When the quantities $$x$$ and $$y$$ are in direct proportion, we can write $\frac{{x}_{1}}{{x}_{2}}$ $$=$$ $\frac{{y}_{1}}{{y}_{2}}$. But, where ${y}_{1}$, ${y}_{2}$ are values of $$y$$ corresponding to the values ${x}_{1}$, ${x}_{2}$ of $$x$$.
Example:
If $$1$$ part of sugar requires $$75 mL$$ of water, how much amount of sugar should we mix with $$1800 mL$$ of water? Let the parts of sugar mix with $$1800 mL$$ water be $$x$$.

Practically, if $$1$$ part of a sugar requires $$75 mL$$, of water, then $$1800 mL$$ of water requires more sugar.

Increase in quantity of water increases the quantity of sugar.
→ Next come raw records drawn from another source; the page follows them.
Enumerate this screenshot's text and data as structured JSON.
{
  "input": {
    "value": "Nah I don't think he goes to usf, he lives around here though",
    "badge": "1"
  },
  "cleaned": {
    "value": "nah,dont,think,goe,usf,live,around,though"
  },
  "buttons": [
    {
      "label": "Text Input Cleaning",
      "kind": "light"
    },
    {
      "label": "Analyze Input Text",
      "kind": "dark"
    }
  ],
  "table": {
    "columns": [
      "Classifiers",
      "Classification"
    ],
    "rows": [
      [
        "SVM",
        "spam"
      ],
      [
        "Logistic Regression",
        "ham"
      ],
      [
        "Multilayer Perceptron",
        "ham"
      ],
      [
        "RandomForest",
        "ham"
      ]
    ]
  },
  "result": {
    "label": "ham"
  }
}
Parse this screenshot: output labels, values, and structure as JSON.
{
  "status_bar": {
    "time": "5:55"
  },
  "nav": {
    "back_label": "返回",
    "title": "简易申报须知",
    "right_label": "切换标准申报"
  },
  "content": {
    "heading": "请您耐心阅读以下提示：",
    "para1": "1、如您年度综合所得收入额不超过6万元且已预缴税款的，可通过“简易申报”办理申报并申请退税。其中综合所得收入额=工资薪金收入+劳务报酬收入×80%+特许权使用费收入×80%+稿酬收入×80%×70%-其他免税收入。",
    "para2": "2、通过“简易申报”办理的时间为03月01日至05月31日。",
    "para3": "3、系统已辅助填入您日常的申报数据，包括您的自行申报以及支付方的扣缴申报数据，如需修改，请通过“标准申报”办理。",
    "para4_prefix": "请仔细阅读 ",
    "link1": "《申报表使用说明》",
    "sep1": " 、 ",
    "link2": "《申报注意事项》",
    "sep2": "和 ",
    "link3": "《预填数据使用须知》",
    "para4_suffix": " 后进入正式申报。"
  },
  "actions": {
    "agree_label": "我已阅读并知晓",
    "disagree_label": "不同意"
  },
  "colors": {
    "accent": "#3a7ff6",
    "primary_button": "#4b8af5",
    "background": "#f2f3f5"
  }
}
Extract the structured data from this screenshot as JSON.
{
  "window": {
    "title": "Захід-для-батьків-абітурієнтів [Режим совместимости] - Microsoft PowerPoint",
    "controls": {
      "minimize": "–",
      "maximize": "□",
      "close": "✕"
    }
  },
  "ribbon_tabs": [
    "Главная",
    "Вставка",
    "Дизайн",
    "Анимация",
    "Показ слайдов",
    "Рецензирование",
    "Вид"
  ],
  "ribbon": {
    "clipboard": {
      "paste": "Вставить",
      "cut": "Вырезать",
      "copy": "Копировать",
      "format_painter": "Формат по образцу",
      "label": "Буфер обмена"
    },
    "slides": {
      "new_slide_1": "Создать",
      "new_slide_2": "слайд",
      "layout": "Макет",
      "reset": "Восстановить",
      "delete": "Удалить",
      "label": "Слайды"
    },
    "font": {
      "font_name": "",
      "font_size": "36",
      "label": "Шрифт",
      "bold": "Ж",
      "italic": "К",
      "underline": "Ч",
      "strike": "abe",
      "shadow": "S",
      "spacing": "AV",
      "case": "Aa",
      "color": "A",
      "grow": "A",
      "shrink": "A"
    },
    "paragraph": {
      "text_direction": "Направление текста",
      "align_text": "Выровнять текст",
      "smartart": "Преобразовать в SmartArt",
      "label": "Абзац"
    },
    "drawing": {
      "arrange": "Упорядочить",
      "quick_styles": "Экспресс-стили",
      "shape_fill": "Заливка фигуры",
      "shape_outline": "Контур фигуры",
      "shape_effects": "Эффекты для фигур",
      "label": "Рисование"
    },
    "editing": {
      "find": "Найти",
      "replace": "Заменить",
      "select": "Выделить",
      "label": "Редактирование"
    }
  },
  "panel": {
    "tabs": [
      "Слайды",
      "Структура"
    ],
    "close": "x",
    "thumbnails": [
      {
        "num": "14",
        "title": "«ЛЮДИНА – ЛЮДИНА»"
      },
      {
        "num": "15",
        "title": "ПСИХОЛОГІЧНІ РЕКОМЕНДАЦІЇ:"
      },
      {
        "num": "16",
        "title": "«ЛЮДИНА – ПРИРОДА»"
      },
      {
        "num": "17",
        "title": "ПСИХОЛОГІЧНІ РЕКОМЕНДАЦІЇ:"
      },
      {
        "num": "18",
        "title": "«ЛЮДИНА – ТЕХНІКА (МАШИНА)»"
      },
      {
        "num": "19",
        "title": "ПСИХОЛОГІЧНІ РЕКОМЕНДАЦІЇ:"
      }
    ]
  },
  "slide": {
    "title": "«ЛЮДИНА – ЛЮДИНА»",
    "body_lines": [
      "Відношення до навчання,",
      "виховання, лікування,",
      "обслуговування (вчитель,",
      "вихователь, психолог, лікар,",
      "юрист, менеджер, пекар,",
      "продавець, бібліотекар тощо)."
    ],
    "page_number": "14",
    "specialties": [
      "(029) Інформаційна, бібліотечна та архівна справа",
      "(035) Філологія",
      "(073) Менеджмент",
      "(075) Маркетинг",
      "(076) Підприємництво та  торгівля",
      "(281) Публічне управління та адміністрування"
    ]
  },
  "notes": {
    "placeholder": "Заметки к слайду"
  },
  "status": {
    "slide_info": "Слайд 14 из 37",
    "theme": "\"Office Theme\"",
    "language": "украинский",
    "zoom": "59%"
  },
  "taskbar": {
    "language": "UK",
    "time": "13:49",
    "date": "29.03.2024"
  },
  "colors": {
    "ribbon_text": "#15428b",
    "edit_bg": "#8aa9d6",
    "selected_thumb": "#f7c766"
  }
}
So it is in direct proportion.
When the quantities $$x$$ and $$y$$ are in direct proportion, we can write $\frac{{x}_{1}}{{x}_{2}}$ $$=$$ $\frac{{y}_{1}}{{y}_{2}}$. Where ${y}_{1}$, ${y}_{2}$ are values of $$y$$ corresponding to the values ${x}_{1}$, ${x}_{2}$ of $$x$$.
Substitute the known values in the formula.

$$\frac{1}{75}$$ $$=$$ $$\frac{x}{1800}$$

$$75$$ $×$ $$x$$ $$=$$ $$1$$ $×$ $$1800$$

$$x =$$ $$\frac{1800}{75}$$

$$x =$$ $$24$$

Hence, $$24$$ parts sugar should be mixed with the water of $$1800 mL$$.